ExxonMobil shares aren't the highest among energy companies, but they are big, yielding about 3% since mid-June. The payout is reliable, having been raised every year for over 40 years, and the payout ratio is still manageable at around 69% of earnings. Looking ahead, the premium may continue to grow at a low single-digit rate; buybacks will create share price gains.
Unlike many other energy companies, Exxon's operating quality has enabled it to continue buying energy despite low oil prices. The issue today is that it could speed up repurchases, while many of them will need to divert some of the windfall towards debt repayment and austerity.

ConocoPhillips: A Pure Play on Producer Margins
ConocoPhillips Today
ConocoPhillips
- 52 week interval
- $85.57
▼
$135.87
- Dividend Yield
- 3.11%
- The P/E ratio
- 18.32
- Target Value
- $134.48
ConocoPhillips NYSE: COP it shares attributes with ExxonMobil, including low-cost operations and adequate cash flow. Among the differences is the business model, which is a pure production game. This sets the company up for upside as oil prices rise, but also for volatility if they rise too much. A key feature is the capital return, which includes a 3% dividend yield as well share purchases, which may be accelerated in the future.

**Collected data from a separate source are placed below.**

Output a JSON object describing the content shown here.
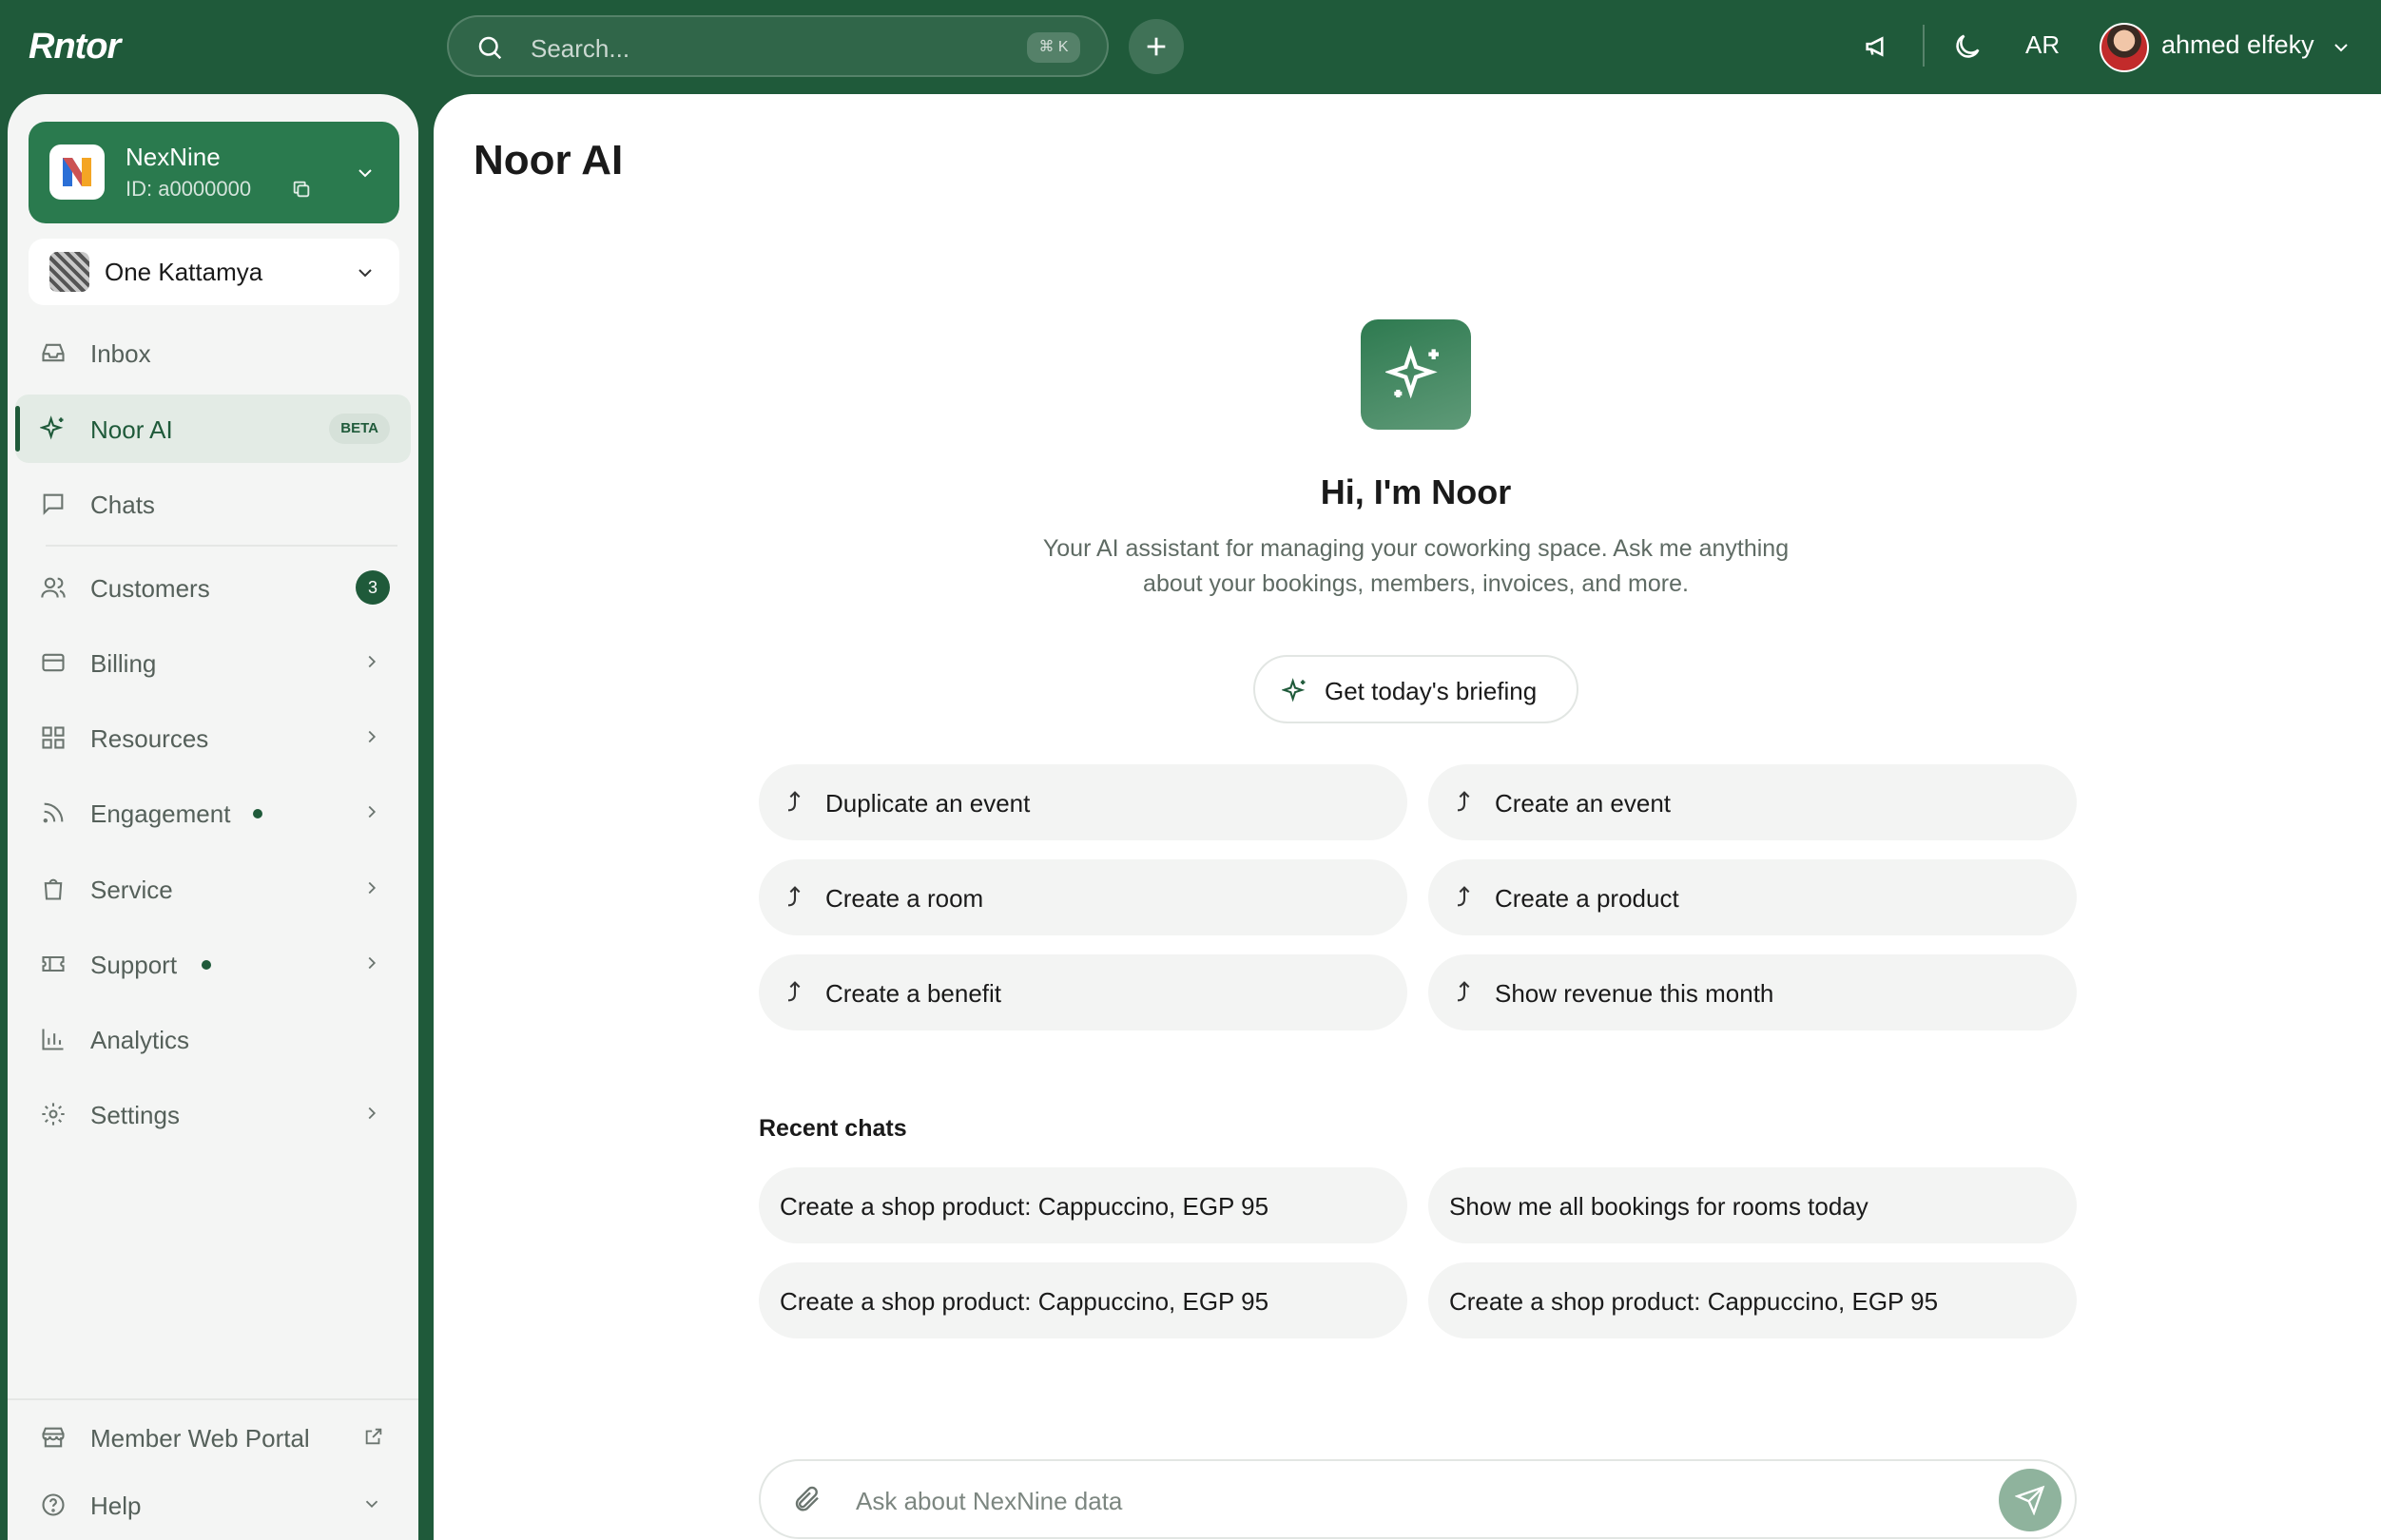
{
  "app": {
    "logo": "Rntor"
  },
  "topbar": {
    "search_placeholder": "Search...",
    "search_shortcut": "⌘ K",
    "language": "AR",
    "user_name": "ahmed elfeky"
  },
  "sidebar": {
    "workspace": {
      "name": "NexNine",
      "id": "ID: a0000000"
    },
    "location": {
      "name": "One Kattamya"
    },
    "items": [
      {
        "label": "Inbox"
      },
      {
        "label": "Noor AI",
        "badge": "BETA"
      },
      {
        "label": "Chats"
      },
      {
        "label": "Customers",
        "count": "3"
      },
      {
        "label": "Billing"
      },
      {
        "label": "Resources"
      },
      {
        "label": "Engagement"
      },
      {
        "label": "Service"
      },
      {
        "label": "Support"
      },
      {
        "label": "Analytics"
      },
      {
        "label": "Settings"
      }
    ],
    "footer": [
      {
        "label": "Member Web Portal"
      },
      {
        "label": "Help"
      }
    ]
  },
  "main": {
    "title": "Noor AI",
    "greeting": "Hi, I'm Noor",
    "subtitle": "Your AI assistant for managing your coworking space. Ask me anything about your bookings, members, invoices, and more.",
    "briefing_label": "Get today's briefing",
    "suggestions": [
      "Duplicate an event",
      "Create an event",
      "Create a room",
      "Create a product",
      "Create a benefit",
      "Show revenue this month"
    ],
    "recent_heading": "Recent chats",
    "recent_chats": [
      "Create a shop product: Cappuccino, EGP 95",
      "Show me all bookings for rooms today",
      "Create a shop product: Cappuccino, EGP 95",
      "Create a shop product: Cappuccino, EGP 95"
    ],
    "composer_placeholder": "Ask about NexNine data"
  },
  "colors": {
    "brand": "#1f5a3a",
    "workspace_card": "#2a7a4e",
    "send_button": "#8fb39d"
  },
  "icons": {
    "search": "search-icon",
    "add": "plus-icon",
    "announce": "megaphone-icon",
    "theme": "moon-icon",
    "ai": "sparkle-icon",
    "attach": "paperclip-icon",
    "send": "send-icon"
  }
}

ConocoPhillips' dividend is unique because it is tied to free cash flow. In this scenario, the company will pay higher dividends and buy back more shares as oil prices rise. The silver lining is that the slowdown is already expected, as any drop in oil prices, margins, and cash flow will also be reflected in payments. The difference today is that COP is moving from a variable fee structure to regular fees; these changes in cash flow will be reflected in the purchasing activity.

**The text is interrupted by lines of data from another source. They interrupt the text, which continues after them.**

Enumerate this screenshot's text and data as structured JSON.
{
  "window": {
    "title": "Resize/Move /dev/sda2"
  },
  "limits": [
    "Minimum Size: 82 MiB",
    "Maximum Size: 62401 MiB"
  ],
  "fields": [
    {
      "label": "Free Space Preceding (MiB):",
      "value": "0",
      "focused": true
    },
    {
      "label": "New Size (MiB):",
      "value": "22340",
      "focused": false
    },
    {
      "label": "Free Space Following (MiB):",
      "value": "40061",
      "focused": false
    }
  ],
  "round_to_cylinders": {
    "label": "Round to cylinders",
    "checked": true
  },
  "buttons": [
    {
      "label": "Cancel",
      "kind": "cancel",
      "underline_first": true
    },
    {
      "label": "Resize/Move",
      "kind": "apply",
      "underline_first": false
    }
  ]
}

Valero Energy Cuts Oil Profits
Valero Energy today
Valero Energy
- 52 week interval
- $130.78
▼
$265.61
- Dividend Yield
- 2.03%
- The P/E ratio
- 17.19
- Target Value
- $245.59
Valero Energy NYSE: VLO it is a high play at high prices because it is a pure play, an independent refiner exposed to the spread of crack rather than oil prices. While higher oil prices increase costs, higher profits make them unprofitable. The takeaway for investors is that cash flow picks up in 2026, enough to enable returns while building cash on the balance sheet. Capital returns include dividends of about 2% and share buybacks, which reduced the figure by an average of 5.1% on a 12-month basis from Q1.
Analyst trends apply to these stocks. MarketBeat data shows ample coverage of the conviction, with an average of 23 coverages per person. They are generally rated as Moderate Buys with a bullish bias and rising share prices. Valero has a very positive outlook, with only a consensus forecast, but its trend has reached the high end of the range, adding double digits, which puts this market at a new all-time high. Exxon and ConocoPhillips have average double-digit upside relative to their consensus estimates, with higher ranges at new highs.